Tych leków może zabraknąć w aptekach. Zobacz najnowszą listę
Najnowsza lista antywywozowa liczy 222 pozycje. Co może niepokoić, to że wciąć znaczną część tej listy zajmują leki stosowane w leczeniu cukrzycy, m.in. insulina. Tymczasem cukrzyca to choroba, na którą według szacunków ekspertów aktualnie choruje ponad 2 mln osób.
Na liście wciąż są też leki przeciwbólowe zawierające morfinę, a także Ozempic - lek dla cukrzyków, ale stosowany powszechnie poza wskazaniami w leczeniu otyłości.
Leki zagrożone brakiem dostępności znalazły się na opublikowanym przez Ministra Zdrowia obwieszczeniu w sprawie wykazu produktów leczniczych, środków spożywczych specjalnego przeznaczenia żywieniowego oraz wyrobów medycznych zagrożonych brakiem dostępności na terytorium Rzeczypospolitej Polskiej. Wykaz obowiązuje od 12 października br. aż do czasu jego aktualizacji.
Dokument zawiera leki, których dostępność w aptekach jest ograniczona i ich wywóz z Polski wymaga specjalnej zgody.
Najnowsza lista antywywozowa nie przyniosła istotnych zmian w porównaniu z tą opublikowaną we wrześniu.
Jakich leków brakuje?
Nadal główny problem z dostępem w aptekach dotyczy leków zawierających insulinę, które są stosowane u osób z cukrzycą.
Kolejnym medykamentem, z którego kupieniem pacjenci mogą mieć problem, są leki zawierające morfinę stosowane do uśmierzania silnego bólu, m.in. w chorobach nowotworowych. Inne leki przeciwbólowe wpisane na listę antywywozową to te zawierające fentanyl.

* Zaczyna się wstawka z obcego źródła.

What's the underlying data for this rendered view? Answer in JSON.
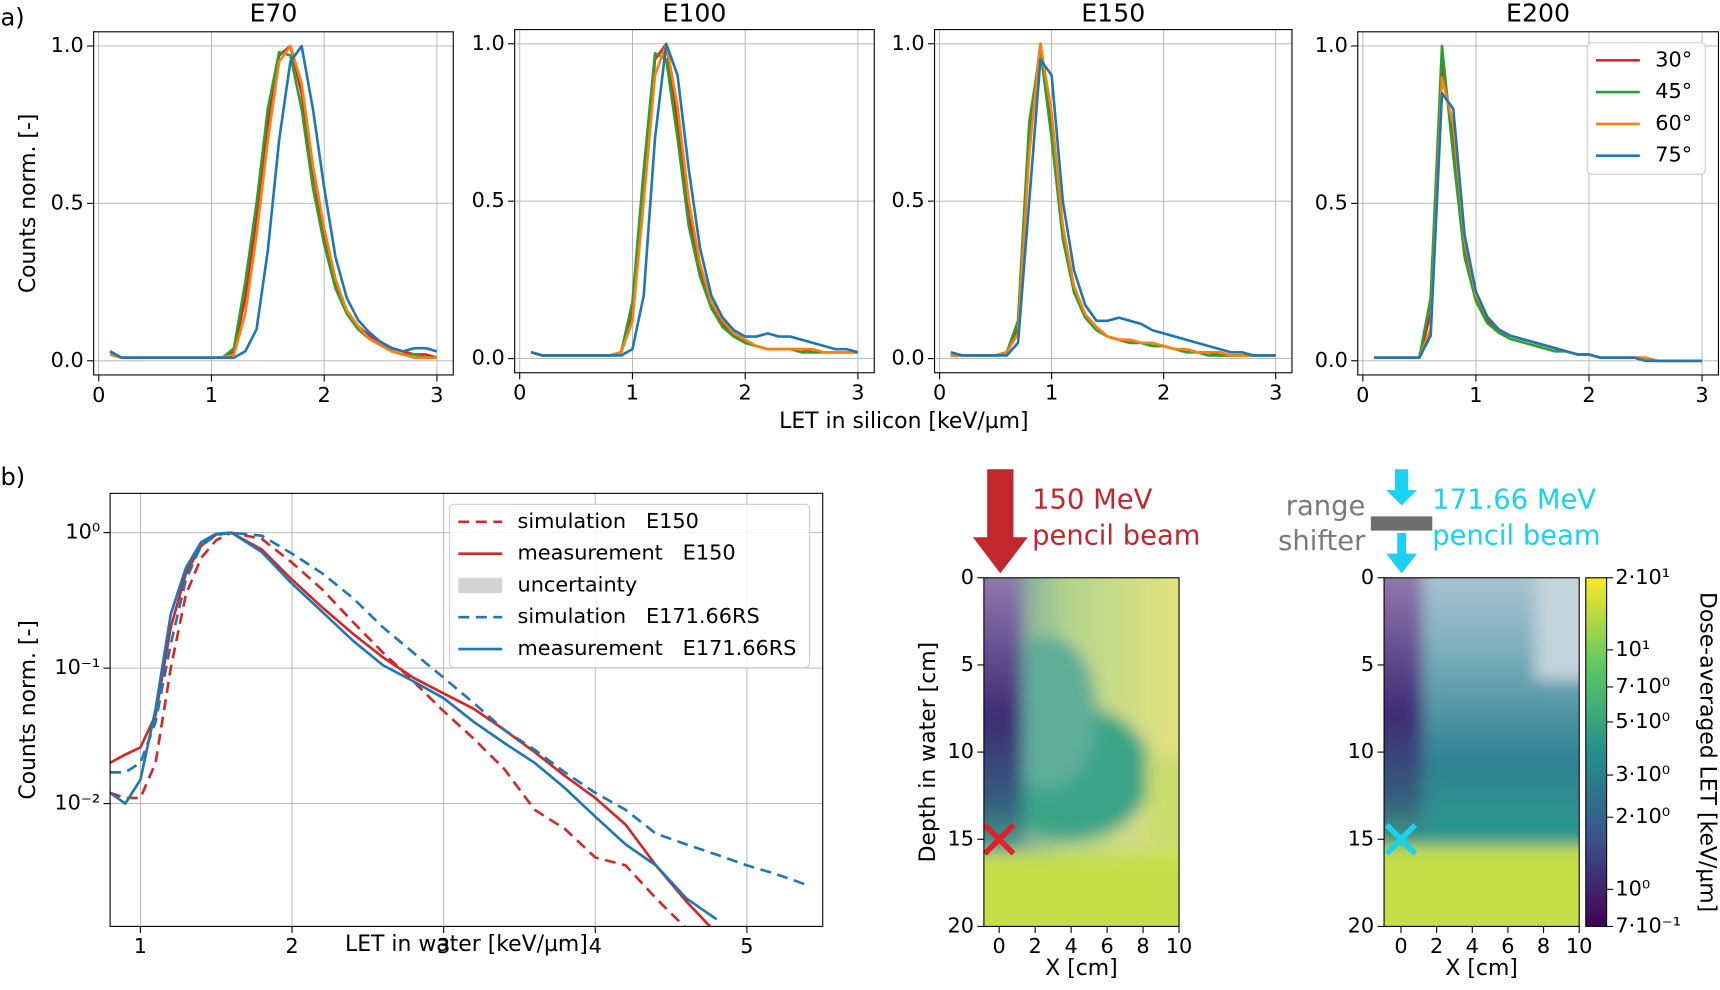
{
  "chart_data": [
    {
      "type": "line",
      "panel_label": "a)",
      "title": "E70",
      "ylabel": "Counts norm. [-]",
      "x": [
        0.1,
        0.2,
        0.3,
        0.4,
        0.5,
        0.6,
        0.7,
        0.8,
        0.9,
        1.0,
        1.1,
        1.2,
        1.3,
        1.4,
        1.5,
        1.6,
        1.7,
        1.8,
        1.9,
        2.0,
        2.1,
        2.2,
        2.3,
        2.4,
        2.5,
        2.6,
        2.7,
        2.8,
        2.9,
        3.0
      ],
      "series": [
        {
          "color": "#d62728",
          "values": [
            0.03,
            0.01,
            0.01,
            0.01,
            0.01,
            0.01,
            0.01,
            0.01,
            0.01,
            0.01,
            0.01,
            0.03,
            0.2,
            0.45,
            0.75,
            0.97,
            1.0,
            0.85,
            0.6,
            0.4,
            0.25,
            0.16,
            0.11,
            0.08,
            0.06,
            0.04,
            0.03,
            0.02,
            0.02,
            0.01
          ]
        },
        {
          "color": "#2ca02c",
          "values": [
            0.02,
            0.01,
            0.01,
            0.01,
            0.01,
            0.01,
            0.01,
            0.01,
            0.01,
            0.01,
            0.01,
            0.04,
            0.25,
            0.5,
            0.8,
            0.98,
            0.97,
            0.8,
            0.55,
            0.37,
            0.23,
            0.15,
            0.1,
            0.07,
            0.05,
            0.03,
            0.02,
            0.02,
            0.01,
            0.01
          ]
        },
        {
          "color": "#ff7f0e",
          "values": [
            0.02,
            0.01,
            0.01,
            0.01,
            0.01,
            0.01,
            0.01,
            0.01,
            0.01,
            0.01,
            0.01,
            0.02,
            0.15,
            0.4,
            0.7,
            0.95,
            1.0,
            0.88,
            0.62,
            0.42,
            0.26,
            0.16,
            0.11,
            0.07,
            0.05,
            0.03,
            0.02,
            0.01,
            0.01,
            0.01
          ]
        },
        {
          "color": "#1f77b4",
          "values": [
            0.03,
            0.01,
            0.01,
            0.01,
            0.01,
            0.01,
            0.01,
            0.01,
            0.01,
            0.01,
            0.01,
            0.01,
            0.03,
            0.1,
            0.35,
            0.7,
            0.95,
            1.0,
            0.8,
            0.55,
            0.33,
            0.2,
            0.13,
            0.09,
            0.06,
            0.04,
            0.03,
            0.04,
            0.04,
            0.03
          ]
        }
      ],
      "xlim": [
        -0.045,
        3.145
      ],
      "ylim": [
        -0.045,
        1.045
      ],
      "xticks": [
        0,
        1,
        2,
        3
      ],
      "yticks": [
        {
          "value": 0,
          "label": "0.0"
        },
        0.5,
        {
          "value": 1,
          "label": "1.0"
        }
      ],
      "grid": true
    },
    {
      "type": "line",
      "title": "E100",
      "xlabel": "LET in silicon [keV/µm]",
      "x": [
        0.1,
        0.2,
        0.3,
        0.4,
        0.5,
        0.6,
        0.7,
        0.8,
        0.9,
        1.0,
        1.1,
        1.2,
        1.3,
        1.4,
        1.5,
        1.6,
        1.7,
        1.8,
        1.9,
        2.0,
        2.1,
        2.2,
        2.3,
        2.4,
        2.5,
        2.6,
        2.7,
        2.8,
        2.9,
        3.0
      ],
      "series": [
        {
          "color": "#d62728",
          "values": [
            0.02,
            0.01,
            0.01,
            0.01,
            0.01,
            0.01,
            0.01,
            0.01,
            0.02,
            0.15,
            0.55,
            0.95,
            1.0,
            0.75,
            0.45,
            0.28,
            0.17,
            0.11,
            0.08,
            0.05,
            0.04,
            0.03,
            0.03,
            0.03,
            0.03,
            0.02,
            0.02,
            0.02,
            0.02,
            0.02
          ]
        },
        {
          "color": "#2ca02c",
          "values": [
            0.02,
            0.01,
            0.01,
            0.01,
            0.01,
            0.01,
            0.01,
            0.01,
            0.02,
            0.18,
            0.6,
            0.97,
            0.95,
            0.7,
            0.42,
            0.26,
            0.16,
            0.1,
            0.07,
            0.05,
            0.04,
            0.03,
            0.03,
            0.03,
            0.02,
            0.02,
            0.02,
            0.02,
            0.02,
            0.02
          ]
        },
        {
          "color": "#ff7f0e",
          "values": [
            0.02,
            0.01,
            0.01,
            0.01,
            0.01,
            0.01,
            0.01,
            0.01,
            0.02,
            0.12,
            0.5,
            0.9,
            1.0,
            0.8,
            0.5,
            0.3,
            0.18,
            0.12,
            0.08,
            0.06,
            0.04,
            0.03,
            0.03,
            0.03,
            0.03,
            0.03,
            0.02,
            0.02,
            0.02,
            0.02
          ]
        },
        {
          "color": "#1f77b4",
          "values": [
            0.02,
            0.01,
            0.01,
            0.01,
            0.01,
            0.01,
            0.01,
            0.01,
            0.01,
            0.03,
            0.2,
            0.7,
            1.0,
            0.9,
            0.6,
            0.35,
            0.2,
            0.13,
            0.09,
            0.07,
            0.07,
            0.08,
            0.07,
            0.07,
            0.06,
            0.05,
            0.04,
            0.03,
            0.03,
            0.02
          ]
        }
      ],
      "xlim": [
        -0.045,
        3.145
      ],
      "ylim": [
        -0.045,
        1.045
      ],
      "xticks": [
        0,
        1,
        2,
        3
      ],
      "yticks": [
        {
          "value": 0,
          "label": "0.0"
        },
        0.5,
        {
          "value": 1,
          "label": "1.0"
        }
      ],
      "grid": true
    },
    {
      "type": "line",
      "title": "E150",
      "x": [
        0.1,
        0.2,
        0.3,
        0.4,
        0.5,
        0.6,
        0.7,
        0.8,
        0.9,
        1.0,
        1.1,
        1.2,
        1.3,
        1.4,
        1.5,
        1.6,
        1.7,
        1.8,
        1.9,
        2.0,
        2.1,
        2.2,
        2.3,
        2.4,
        2.5,
        2.6,
        2.7,
        2.8,
        2.9,
        3.0
      ],
      "series": [
        {
          "color": "#d62728",
          "values": [
            0.01,
            0.01,
            0.01,
            0.01,
            0.01,
            0.02,
            0.1,
            0.7,
            1.0,
            0.75,
            0.4,
            0.22,
            0.14,
            0.1,
            0.07,
            0.06,
            0.05,
            0.05,
            0.04,
            0.04,
            0.03,
            0.03,
            0.02,
            0.02,
            0.01,
            0.01,
            0.01,
            0.01,
            0.01,
            0.01
          ]
        },
        {
          "color": "#2ca02c",
          "values": [
            0.01,
            0.01,
            0.01,
            0.01,
            0.01,
            0.02,
            0.12,
            0.75,
            0.98,
            0.7,
            0.38,
            0.21,
            0.13,
            0.09,
            0.07,
            0.06,
            0.05,
            0.05,
            0.04,
            0.04,
            0.03,
            0.02,
            0.02,
            0.01,
            0.01,
            0.01,
            0.01,
            0.01,
            0.01,
            0.01
          ]
        },
        {
          "color": "#ff7f0e",
          "values": [
            0.01,
            0.01,
            0.01,
            0.01,
            0.01,
            0.02,
            0.08,
            0.65,
            1.0,
            0.78,
            0.42,
            0.23,
            0.14,
            0.1,
            0.07,
            0.06,
            0.06,
            0.05,
            0.05,
            0.04,
            0.03,
            0.03,
            0.02,
            0.02,
            0.02,
            0.01,
            0.01,
            0.01,
            0.01,
            0.01
          ]
        },
        {
          "color": "#1f77b4",
          "values": [
            0.02,
            0.01,
            0.01,
            0.01,
            0.01,
            0.01,
            0.05,
            0.5,
            0.95,
            0.9,
            0.5,
            0.28,
            0.17,
            0.12,
            0.12,
            0.13,
            0.12,
            0.11,
            0.09,
            0.08,
            0.07,
            0.06,
            0.05,
            0.04,
            0.03,
            0.02,
            0.02,
            0.01,
            0.01,
            0.01
          ]
        }
      ],
      "xlim": [
        -0.045,
        3.145
      ],
      "ylim": [
        -0.045,
        1.045
      ],
      "xticks": [
        0,
        1,
        2,
        3
      ],
      "yticks": [
        {
          "value": 0,
          "label": "0.0"
        },
        0.5,
        {
          "value": 1,
          "label": "1.0"
        }
      ],
      "grid": true
    },
    {
      "type": "line",
      "title": "E200",
      "x": [
        0.1,
        0.2,
        0.3,
        0.4,
        0.5,
        0.6,
        0.7,
        0.8,
        0.9,
        1.0,
        1.1,
        1.2,
        1.3,
        1.4,
        1.5,
        1.6,
        1.7,
        1.8,
        1.9,
        2.0,
        2.1,
        2.2,
        2.3,
        2.4,
        2.5,
        2.6,
        2.7,
        2.8,
        2.9,
        3.0
      ],
      "series": [
        {
          "name": "30°",
          "color": "#d62728",
          "values": [
            0.01,
            0.01,
            0.01,
            0.01,
            0.01,
            0.15,
            0.95,
            0.7,
            0.35,
            0.2,
            0.13,
            0.1,
            0.08,
            0.07,
            0.06,
            0.05,
            0.04,
            0.03,
            0.02,
            0.02,
            0.01,
            0.01,
            0.01,
            0.01,
            0.01,
            0.0,
            0.0,
            0.0,
            0.0,
            0.0
          ]
        },
        {
          "name": "45°",
          "color": "#2ca02c",
          "values": [
            0.01,
            0.01,
            0.01,
            0.01,
            0.01,
            0.2,
            1.0,
            0.65,
            0.33,
            0.19,
            0.12,
            0.09,
            0.07,
            0.06,
            0.05,
            0.04,
            0.03,
            0.03,
            0.02,
            0.02,
            0.01,
            0.01,
            0.01,
            0.01,
            0.0,
            0.0,
            0.0,
            0.0,
            0.0,
            0.0
          ]
        },
        {
          "name": "60°",
          "color": "#ff7f0e",
          "values": [
            0.01,
            0.01,
            0.01,
            0.01,
            0.01,
            0.1,
            0.9,
            0.75,
            0.38,
            0.21,
            0.14,
            0.1,
            0.08,
            0.07,
            0.06,
            0.05,
            0.04,
            0.03,
            0.02,
            0.02,
            0.01,
            0.01,
            0.01,
            0.01,
            0.01,
            0.0,
            0.0,
            0.0,
            0.0,
            0.0
          ]
        },
        {
          "name": "75°",
          "color": "#1f77b4",
          "values": [
            0.01,
            0.01,
            0.01,
            0.01,
            0.01,
            0.08,
            0.85,
            0.8,
            0.4,
            0.22,
            0.14,
            0.1,
            0.08,
            0.07,
            0.06,
            0.05,
            0.04,
            0.03,
            0.02,
            0.02,
            0.01,
            0.01,
            0.01,
            0.01,
            0.0,
            0.0,
            0.0,
            0.0,
            0.0,
            0.0
          ]
        }
      ],
      "xlim": [
        -0.045,
        3.145
      ],
      "ylim": [
        -0.045,
        1.045
      ],
      "xticks": [
        0,
        1,
        2,
        3
      ],
      "yticks": [
        {
          "value": 0,
          "label": "0.0"
        },
        0.5,
        {
          "value": 1,
          "label": "1.0"
        }
      ],
      "grid": true,
      "legend": "upper right"
    },
    {
      "type": "line",
      "panel_label": "b)",
      "xlabel": "LET in water [keV/µm]",
      "ylabel": "Counts norm. [-]",
      "ylog": true,
      "x": [
        0.8,
        0.9,
        1.0,
        1.1,
        1.2,
        1.3,
        1.4,
        1.5,
        1.6,
        1.8,
        2.0,
        2.2,
        2.4,
        2.6,
        2.8,
        3.0,
        3.2,
        3.4,
        3.6,
        3.8,
        4.0,
        4.2,
        4.4,
        4.6,
        4.8,
        5.0,
        5.2,
        5.4
      ],
      "series": [
        {
          "name": "simulation   E150",
          "color": "#d62728",
          "dash": true,
          "values": [
            0.012,
            0.011,
            0.011,
            0.02,
            0.1,
            0.35,
            0.65,
            0.88,
            1.0,
            0.9,
            0.6,
            0.38,
            0.22,
            0.13,
            0.08,
            0.048,
            0.03,
            0.018,
            0.009,
            0.0065,
            0.004,
            0.0035,
            0.002,
            0.0012,
            null,
            null,
            null,
            null
          ]
        },
        {
          "name": "measurement   E150",
          "color": "#d62728",
          "values": [
            0.02,
            0.023,
            0.026,
            0.045,
            0.2,
            0.5,
            0.8,
            0.97,
            1.0,
            0.75,
            0.45,
            0.28,
            0.18,
            0.12,
            0.085,
            0.065,
            0.05,
            0.035,
            0.024,
            0.016,
            0.011,
            0.007,
            0.0035,
            0.0019,
            0.0011,
            null,
            null,
            null
          ]
        },
        {
          "name": "uncertainty",
          "color": "#d3d3d3",
          "band": true
        },
        {
          "name": "simulation   E171.66RS",
          "color": "#1f77b4",
          "dash": true,
          "values": [
            0.017,
            0.017,
            0.02,
            0.04,
            0.15,
            0.45,
            0.8,
            0.96,
            1.0,
            0.95,
            0.7,
            0.5,
            0.33,
            0.2,
            0.13,
            0.085,
            0.055,
            0.035,
            0.025,
            0.017,
            0.012,
            0.009,
            0.006,
            0.005,
            0.0042,
            0.0035,
            0.003,
            0.0025
          ]
        },
        {
          "name": "measurement   E171.66RS",
          "color": "#1f77b4",
          "values": [
            0.012,
            0.01,
            0.015,
            0.05,
            0.25,
            0.55,
            0.85,
            0.98,
            1.0,
            0.72,
            0.42,
            0.26,
            0.16,
            0.105,
            0.08,
            0.06,
            0.04,
            0.028,
            0.02,
            0.013,
            0.008,
            0.005,
            0.0035,
            0.002,
            0.0014,
            null,
            null,
            null
          ]
        }
      ],
      "xlim": [
        0.8,
        5.5
      ],
      "ylim": [
        0.00124,
        1.95
      ],
      "xticks": [
        1,
        2,
        3,
        4,
        5
      ],
      "yticks": [
        {
          "value": 0.01,
          "label": "10⁻²"
        },
        {
          "value": 0.1,
          "label": "10⁻¹"
        },
        {
          "value": 1,
          "label": "10⁰"
        }
      ],
      "grid": true,
      "legend": "upper right"
    },
    {
      "type": "heatmap",
      "xlabel": "X [cm]",
      "ylabel": "Depth in water [cm]",
      "annotation": [
        "150 MeV",
        "pencil beam"
      ],
      "annotation_color": "#c1272d",
      "marker": {
        "x": 0,
        "y": 15,
        "color": "#e0202a"
      },
      "xlim": [
        -0.85,
        10
      ],
      "ylim": [
        20,
        0
      ],
      "xticks": [
        0,
        2,
        4,
        6,
        8,
        10
      ],
      "yticks": [
        0,
        5,
        10,
        15,
        20
      ]
    },
    {
      "type": "heatmap",
      "xlabel": "X [cm]",
      "annotation": [
        "171.66 MeV",
        "pencil beam"
      ],
      "annotation_color": "#18d2f2",
      "shifter_label": [
        "range",
        "shifter"
      ],
      "marker": {
        "x": 0,
        "y": 15,
        "color": "#18d2f2"
      },
      "xlim": [
        -0.95,
        10
      ],
      "ylim": [
        20,
        0
      ],
      "xticks": [
        0,
        2,
        4,
        6,
        8,
        10
      ],
      "yticks": [
        0,
        5,
        10,
        15,
        20
      ],
      "colorbar": {
        "label": "Dose-averaged LET [keV/µm]",
        "log": true,
        "lim": [
          0.7,
          20
        ],
        "ticks": [
          {
            "value": 20,
            "label": "2·10¹"
          },
          {
            "value": 10,
            "label": "10¹"
          },
          {
            "value": 7,
            "label": "7·10⁰"
          },
          {
            "value": 5,
            "label": "5·10⁰"
          },
          {
            "value": 3,
            "label": "3·10⁰"
          },
          {
            "value": 2,
            "label": "2·10⁰"
          },
          {
            "value": 1,
            "label": "10⁰"
          },
          {
            "value": 0.7,
            "label": "7·10⁻¹"
          }
        ]
      }
    }
  ]
}
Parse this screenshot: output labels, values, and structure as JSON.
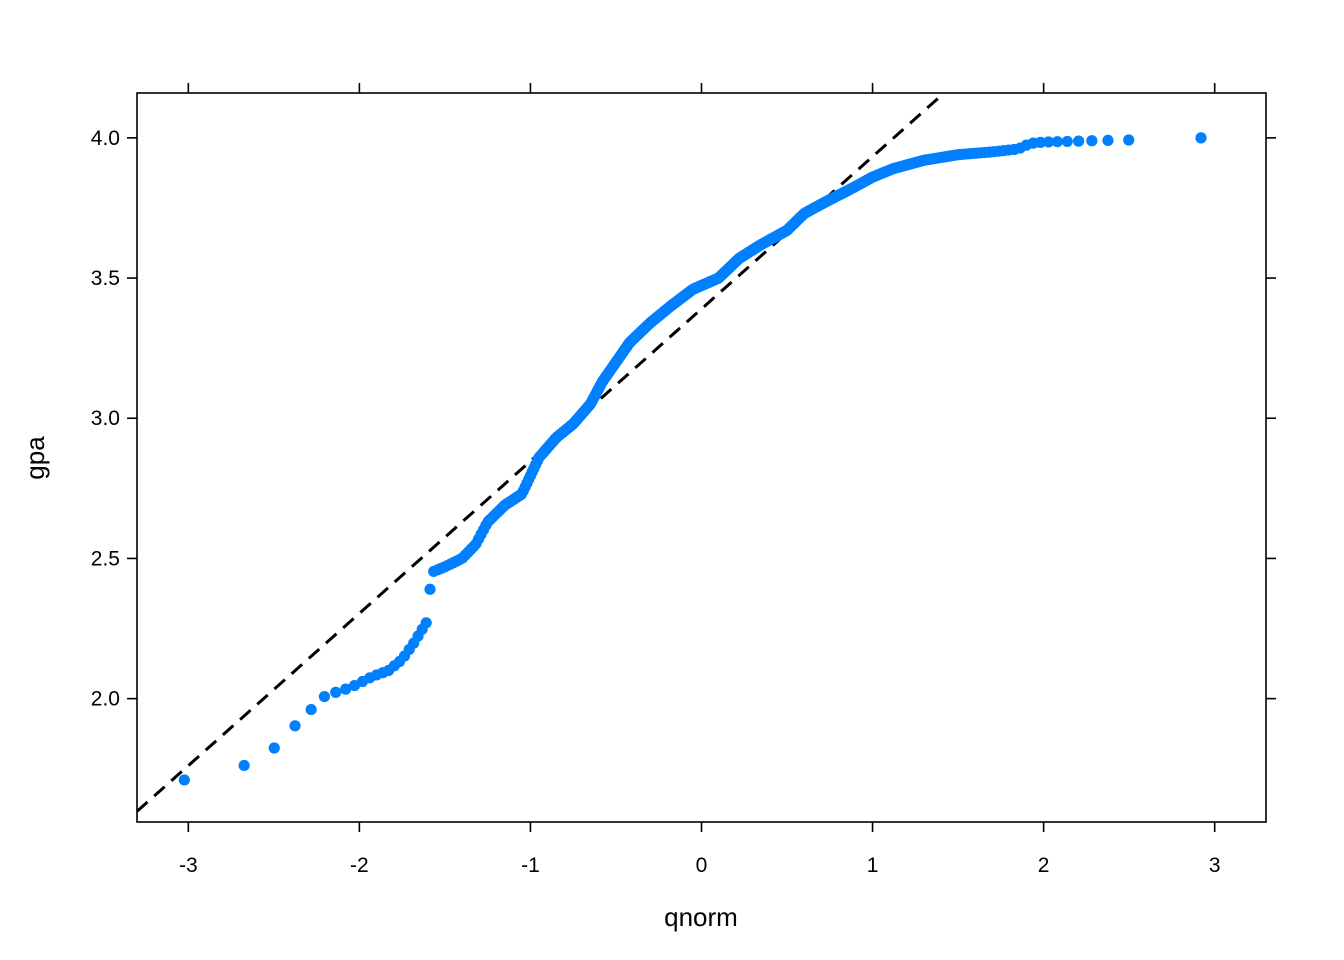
{
  "chart_data": {
    "type": "scatter",
    "title": "",
    "xlabel": "qnorm",
    "ylabel": "gpa",
    "xlim": [
      -3.3,
      3.3
    ],
    "ylim": [
      1.56,
      4.16
    ],
    "xticks": [
      -3,
      -2,
      -1,
      0,
      1,
      2,
      3
    ],
    "xtick_labels": [
      "-3",
      "-2",
      "-1",
      "0",
      "1",
      "2",
      "3"
    ],
    "yticks": [
      2.0,
      2.5,
      3.0,
      3.5,
      4.0
    ],
    "ytick_labels": [
      "2.0",
      "2.5",
      "3.0",
      "3.5",
      "4.0"
    ],
    "grid": false,
    "legend": "none",
    "point_color": "#0080ff",
    "reference_line": {
      "style": "dashed",
      "color": "#000000",
      "slope": 0.543,
      "intercept": 3.39
    },
    "quantile_curve": [
      [
        -2.9,
        1.71
      ],
      [
        -2.55,
        1.79
      ],
      [
        -2.35,
        1.92
      ],
      [
        -2.2,
        2.01
      ],
      [
        -2.05,
        2.04
      ],
      [
        -1.92,
        2.08
      ],
      [
        -1.83,
        2.1
      ],
      [
        -1.75,
        2.14
      ],
      [
        -1.68,
        2.2
      ],
      [
        -1.6,
        2.28
      ],
      [
        -1.58,
        2.45
      ],
      [
        -1.5,
        2.47
      ],
      [
        -1.4,
        2.5
      ],
      [
        -1.32,
        2.55
      ],
      [
        -1.25,
        2.63
      ],
      [
        -1.15,
        2.69
      ],
      [
        -1.05,
        2.73
      ],
      [
        -0.95,
        2.86
      ],
      [
        -0.85,
        2.93
      ],
      [
        -0.75,
        2.98
      ],
      [
        -0.65,
        3.05
      ],
      [
        -0.58,
        3.13
      ],
      [
        -0.5,
        3.2
      ],
      [
        -0.42,
        3.27
      ],
      [
        -0.3,
        3.34
      ],
      [
        -0.18,
        3.4
      ],
      [
        -0.05,
        3.46
      ],
      [
        0.1,
        3.5
      ],
      [
        0.22,
        3.57
      ],
      [
        0.35,
        3.62
      ],
      [
        0.5,
        3.67
      ],
      [
        0.6,
        3.73
      ],
      [
        0.72,
        3.77
      ],
      [
        0.88,
        3.82
      ],
      [
        1.0,
        3.86
      ],
      [
        1.12,
        3.89
      ],
      [
        1.3,
        3.92
      ],
      [
        1.5,
        3.94
      ],
      [
        1.7,
        3.95
      ],
      [
        1.85,
        3.96
      ],
      [
        1.92,
        3.98
      ],
      [
        2.0,
        3.985
      ],
      [
        2.3,
        3.99
      ],
      [
        2.55,
        3.993
      ]
    ],
    "tail_points": [
      [
        2.92,
        4.0
      ]
    ],
    "n_points": 400
  }
}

Znalazły się na niej także produkty stosowane w diecie eliminacyjnej mlekozastępczej.
Na liście wciąż są też popularne leki na cukrzycę: Ozempic i Trulicity. Po leki te oprócz osób z cukrzycą sięgają bowiem osoby, które chcą zrzucić zbędne kilogramy. Leki te bowiem pomagają także w odchudzaniu.
Czym jest wykaz leków zagrożonych brakiem dostępności?
Co oznacza, że lek znalazł się na liście zagrożonych brakiem dostępności?
Zgodnie z tzw. ustawą antywywozową obowiązkiem wojewódzkich inspektorów farmaceutycznych jest zgłaszanie do Głównego Inspektoratu Farmaceutycznego tych leków, których brakuje w 5 proc. aptek w danym województwie. Następnie GIF informuje o tym szefa resortu zdrowia. Wywóz takich leków za granicę wymaga specjalnej zgody.